Acousto-optics studies interactions between light and acoustic waves in a medium. The optical refractive index of a material changes in the presence of strain from acoustic waves. The effects of this, also called Brillouin scattering, were first predicted by Léon Brillouin in 19221 and have been an active area of research since. With careful designs, acoustic waves can manipulate light in various ways, such as deflecting light into different spatial modes, modulating intensity, shifting frequency, and rotating polarization.

Acousto-optic modulators are widely used in many optical systems, including Q-switch lasers, ion traps, optical tweezers, spectrometers, and optical signal processors. Conventionally, acousto-optic devices use large bulk crystals with sizes of a few centimeters2. The acoustic waves are generated electrically from the piezoelectricity of a crystal and interact with light propagating through the crystal. Acousto-optic modulators offer outstanding performance including high extinction ratios, large carrier suppression, broad optical bandwidths, and fast responses, which are challenging to achieve using other approaches like electro-optics and thermo-optics.

Despite their outstanding performance, bulk acousto-optic devices are not compatible with emerging integrated optical platforms. These platforms contain multiple optical devices, all fabricated and interconnected on a single chip. Bringing acousto-optic devices on chip is not trivial. Innovations in device designs and material platforms are necessary to simultaneously confine both acoustic waves and light on chip and facilitate their interactions.

Recent efforts have been made to demonstrate integrated acousto-optic devices on chip. Much of this has focused on surface acoustic waves, which stay confined to the same layers as existing on-chip optical waveguides. Acoustic waves are generated with interdigital transducers placed on the surface of a thin-film piezoelectric material, such as zinc oxide3, gallium arsenide4, aluminum nitride5,6, or lithium niobate7,8,9,10,11. With recent advances in fabrication, lithium niobate has looked especially promising due to its high piezoelectric coefficients and low optical and acoustic propagation losses.

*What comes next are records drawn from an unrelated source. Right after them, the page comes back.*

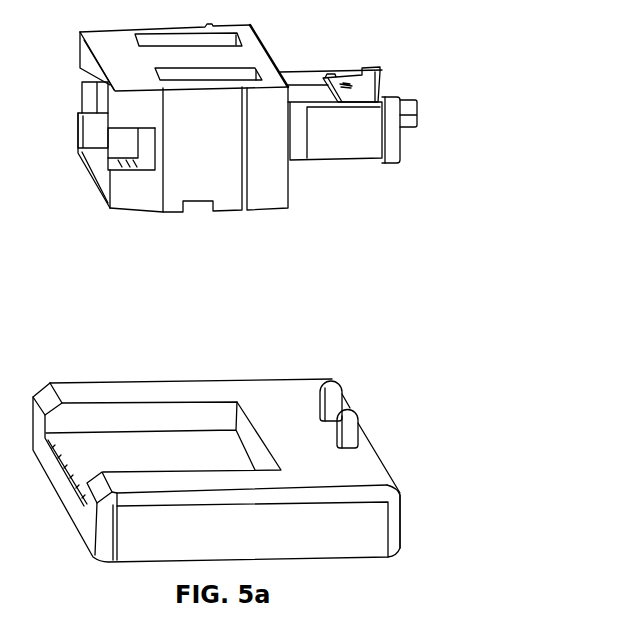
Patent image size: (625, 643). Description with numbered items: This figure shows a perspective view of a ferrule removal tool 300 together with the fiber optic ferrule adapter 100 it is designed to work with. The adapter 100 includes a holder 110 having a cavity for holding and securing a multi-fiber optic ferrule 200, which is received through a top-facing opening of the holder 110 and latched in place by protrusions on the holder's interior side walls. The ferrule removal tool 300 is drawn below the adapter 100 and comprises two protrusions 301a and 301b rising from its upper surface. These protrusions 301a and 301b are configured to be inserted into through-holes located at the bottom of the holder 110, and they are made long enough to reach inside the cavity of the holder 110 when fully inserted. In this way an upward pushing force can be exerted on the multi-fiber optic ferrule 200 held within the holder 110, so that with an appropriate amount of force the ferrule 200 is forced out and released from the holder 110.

The fiber optic ferrule adapter 100 is at (237, 217).
The holder 110 is at (358, 145).
The multi-fiber optic ferrule 200 is at (363, 80).
The ferrule removal tool 300 is at (148, 358).
The protrusion 301a is at (337, 383).
The protrusion 301b is at (358, 412).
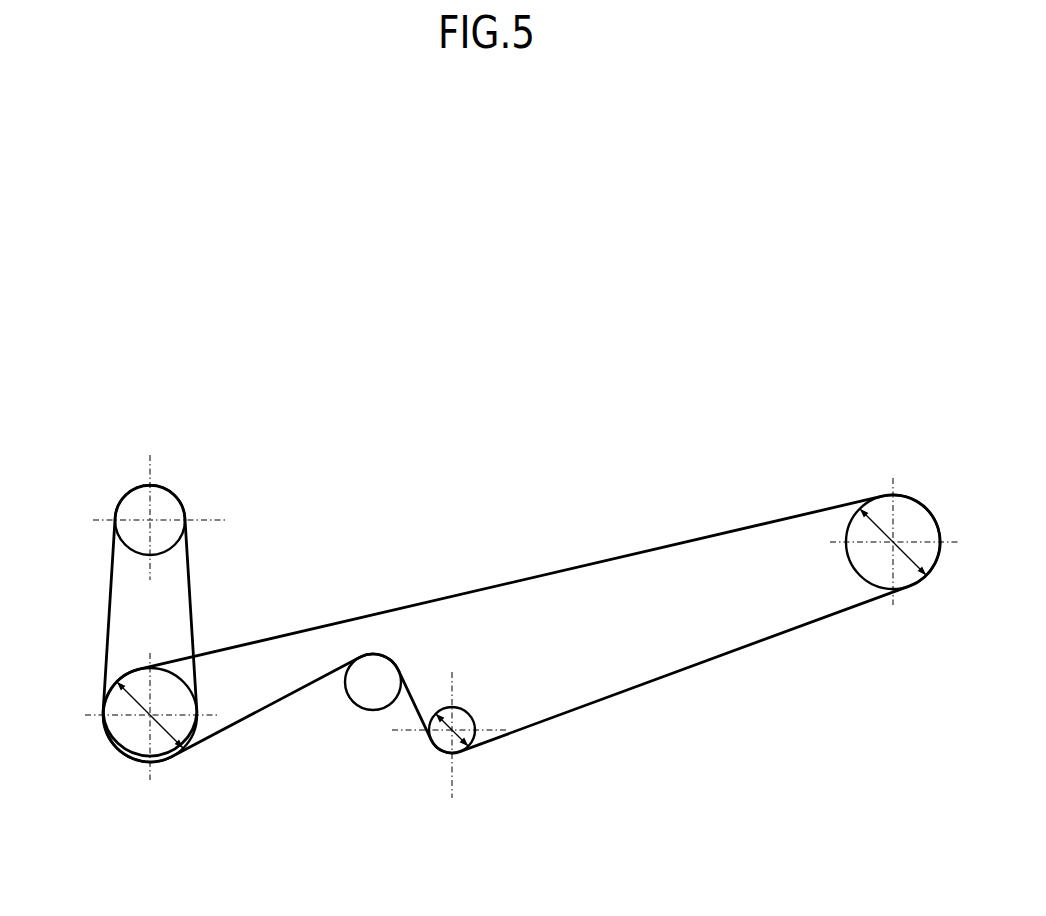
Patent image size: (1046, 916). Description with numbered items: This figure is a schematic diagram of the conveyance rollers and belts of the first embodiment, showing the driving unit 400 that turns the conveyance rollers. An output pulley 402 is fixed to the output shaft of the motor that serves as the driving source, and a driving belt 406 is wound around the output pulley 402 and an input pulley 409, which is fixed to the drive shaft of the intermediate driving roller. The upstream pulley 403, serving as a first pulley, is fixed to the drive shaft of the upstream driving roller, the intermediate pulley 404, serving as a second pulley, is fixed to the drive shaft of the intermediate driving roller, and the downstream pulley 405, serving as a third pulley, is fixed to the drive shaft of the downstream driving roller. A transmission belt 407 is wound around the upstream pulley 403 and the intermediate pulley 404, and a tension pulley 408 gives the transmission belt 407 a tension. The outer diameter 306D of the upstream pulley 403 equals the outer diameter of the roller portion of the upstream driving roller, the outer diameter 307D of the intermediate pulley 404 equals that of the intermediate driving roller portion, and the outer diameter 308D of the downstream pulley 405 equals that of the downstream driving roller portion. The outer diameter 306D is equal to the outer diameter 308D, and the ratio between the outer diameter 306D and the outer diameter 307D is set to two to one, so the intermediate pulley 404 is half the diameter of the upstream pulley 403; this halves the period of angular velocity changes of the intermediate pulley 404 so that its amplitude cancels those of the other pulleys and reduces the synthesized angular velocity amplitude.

The driving unit 400 is at (452, 433).
The output pulley 402 is at (157, 503).
The upstream pulley 403 is at (131, 734).
The input pulley 409 is at (115, 730).
The intermediate pulley 404 is at (440, 738).
The downstream pulley 405 is at (882, 512).
The driving belt 406 is at (192, 597).
The transmission belt 407 is at (448, 598).
The tension pulley 408 is at (365, 698).
The outer diameter 306D is at (160, 733).
The outer diameter 307D is at (457, 708).
The outer diameter 308D is at (875, 525).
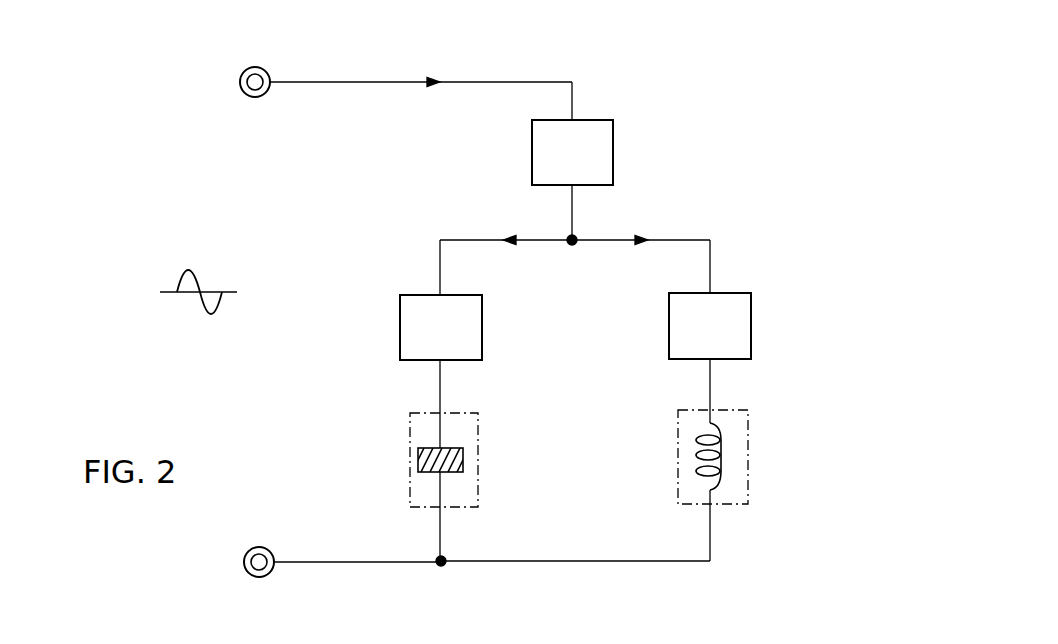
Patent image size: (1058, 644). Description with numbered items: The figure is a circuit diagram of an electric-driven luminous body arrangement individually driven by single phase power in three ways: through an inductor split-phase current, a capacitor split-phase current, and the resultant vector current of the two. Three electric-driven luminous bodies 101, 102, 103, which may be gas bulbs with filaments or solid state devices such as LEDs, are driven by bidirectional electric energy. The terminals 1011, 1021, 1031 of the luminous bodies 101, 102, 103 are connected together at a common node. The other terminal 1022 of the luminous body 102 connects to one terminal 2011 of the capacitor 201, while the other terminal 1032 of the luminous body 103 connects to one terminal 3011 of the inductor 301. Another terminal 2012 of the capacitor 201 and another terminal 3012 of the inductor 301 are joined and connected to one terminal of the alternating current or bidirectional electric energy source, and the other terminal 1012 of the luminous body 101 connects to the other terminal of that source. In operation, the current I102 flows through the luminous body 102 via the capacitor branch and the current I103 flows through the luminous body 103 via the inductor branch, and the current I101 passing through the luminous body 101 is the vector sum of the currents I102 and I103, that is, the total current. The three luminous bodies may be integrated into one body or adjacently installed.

The electric-driven luminous body 101 is at (572, 152).
The terminal of electric-driven luminous body 1011 is at (578, 189).
The other terminal of electric-driven luminous body 1012 is at (576, 116).
The electric-driven luminous body 102 is at (441, 327).
The terminal of electric-driven luminous body 1021 is at (437, 292).
The other terminal of electric-driven luminous body 1022 is at (437, 362).
The electric-driven luminous body 103 is at (710, 326).
The terminal of electric-driven luminous body 1031 is at (713, 290).
The other terminal of electric-driven luminous body 1032 is at (714, 364).
The capacitor 201 is at (480, 480).
The terminal of capacitor 2011 is at (447, 401).
The another terminal of capacitor 2012 is at (447, 513).
The inductor 301 is at (748, 478).
The terminal of inductor 3011 is at (703, 403).
The another terminal of inductor 3012 is at (705, 509).
The current I101 is at (421, 102).
The current I102 is at (506, 259).
The current I103 is at (641, 259).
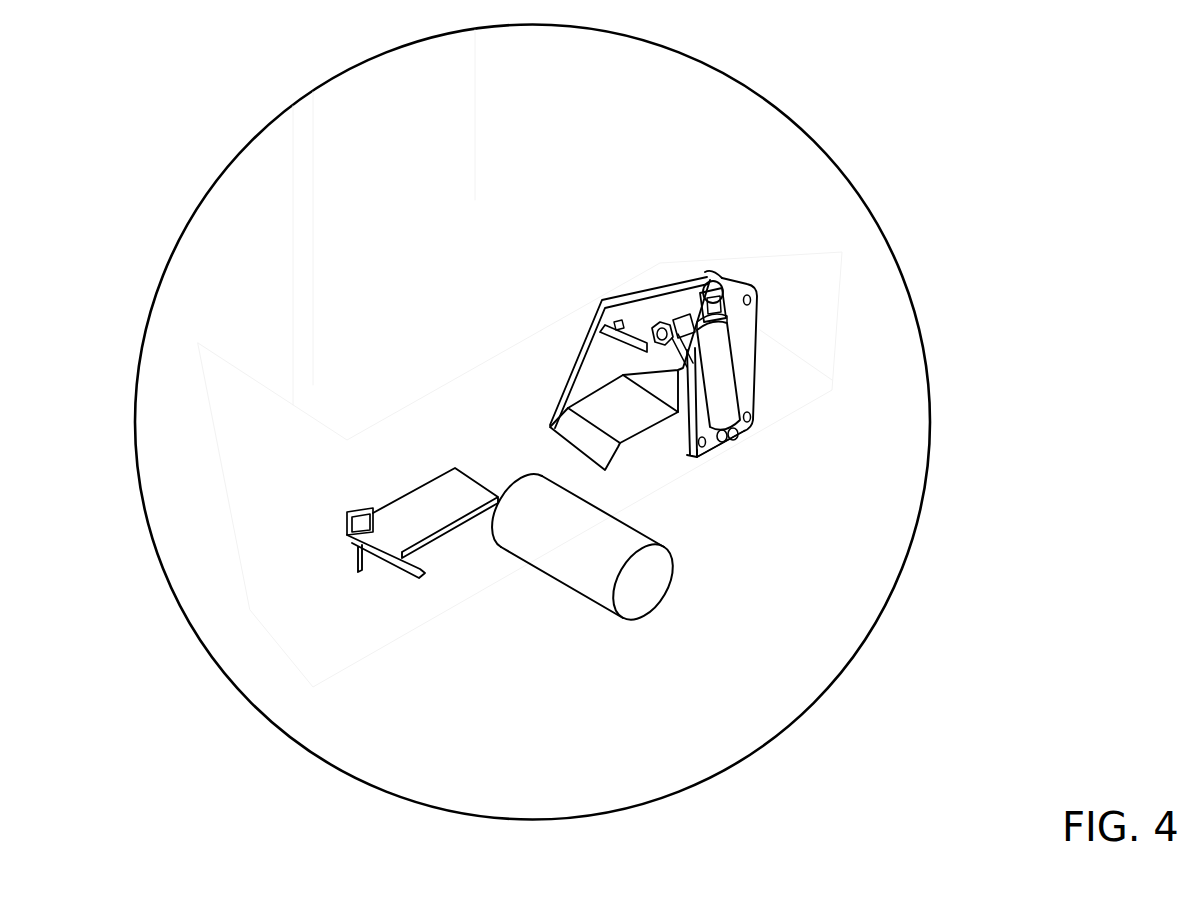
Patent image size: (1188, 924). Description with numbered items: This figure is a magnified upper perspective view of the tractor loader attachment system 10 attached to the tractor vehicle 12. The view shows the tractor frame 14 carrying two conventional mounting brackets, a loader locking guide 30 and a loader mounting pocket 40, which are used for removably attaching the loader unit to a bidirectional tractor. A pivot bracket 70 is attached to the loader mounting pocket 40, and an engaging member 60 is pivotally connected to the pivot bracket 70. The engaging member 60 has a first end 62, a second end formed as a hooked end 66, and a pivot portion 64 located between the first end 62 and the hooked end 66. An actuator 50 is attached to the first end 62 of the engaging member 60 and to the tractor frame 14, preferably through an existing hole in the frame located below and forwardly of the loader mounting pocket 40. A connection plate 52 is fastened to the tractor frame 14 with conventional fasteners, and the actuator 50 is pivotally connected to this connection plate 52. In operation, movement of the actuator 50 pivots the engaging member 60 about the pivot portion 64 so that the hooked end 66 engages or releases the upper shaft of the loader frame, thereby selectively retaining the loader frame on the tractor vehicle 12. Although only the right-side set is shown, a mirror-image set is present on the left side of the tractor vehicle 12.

The tractor loader attachment system 10 is at (927, 618).
The tractor vehicle 12 is at (223, 311).
The tractor frame 14 is at (783, 343).
The loader locking guide 30 is at (450, 533).
The loader mounting pocket 40 is at (683, 462).
The actuator 50 is at (728, 400).
The connection plate 52 is at (752, 376).
The engaging member 60 is at (712, 274).
The first end 62 is at (828, 316).
The pivot portion 64 is at (640, 332).
The hooked end 66 is at (602, 322).
The pivot bracket 70 is at (655, 432).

Unfortunately, the efficiency of the integrated acousto-optic modulators is far from their bulk counterparts, as the interaction lengths between light and acoustic waves are significantly shorter in integrated devices. For example, the deflection efficiency of an integrated acousto-optic deflector7,8 is limited to 3.5%—far from the over 90% efficiency of a bulk acousto-optic deflector.

In the article in Light: Science & Applications12, Wan et al. boost the efficiency of integrated acousto-optic modulators on the thin-film lithium niobate platform by heterogeneously integrating optical waveguides made of chalcogenide glass. Heterogeneous integration provides opportunities by bringing together materials with promising properties. While the strong piezoelectricity of lithium niobate enables an efficient generation of acoustic waves, the much larger acousto-optic coefficients of chalcogenide glass enhance acousto-optic interactions.

The authors demonstrated a heterogeneous acousto-optic Mach-Zehnder modulator in the push-pull configuration with the acoustic wave generating interdigital transducer between the two arms. The presented modulator has a low Vπ of 2.5 V, leading to a low VπL of 0.03 V cm, where Vπ is the voltage required to induce a π phase shift of light and L is the interaction length of the device. This marks a significant improvement in the efficiency of integrated acousto-optic devices. Compared to current integrated acousto-optic modulators with suspended structures, the presented acousto-optic modulator is fully supported by the substrate, is easier to fabrication, offers greater scalability for photonic integrated circuits, and is more robust in practical applications.

The thin-film lithium niobate13 is a rising-star platform for integrated photonics. Beyond high performance electro-optic modulators, necessary and high-performance optical components, including lasers14 and photodiodes15, are being heterogeneously integrated on the thin-film lithium niobate. Highly efficient acousto-optic devices, as presented by this work, will provide another powerful toolset to the lithium niobate platform. They could be used for developing microwave-to-optical converters, optical isolators, tunable filters and would be essential for the future of quantum photonics and microwave photonics.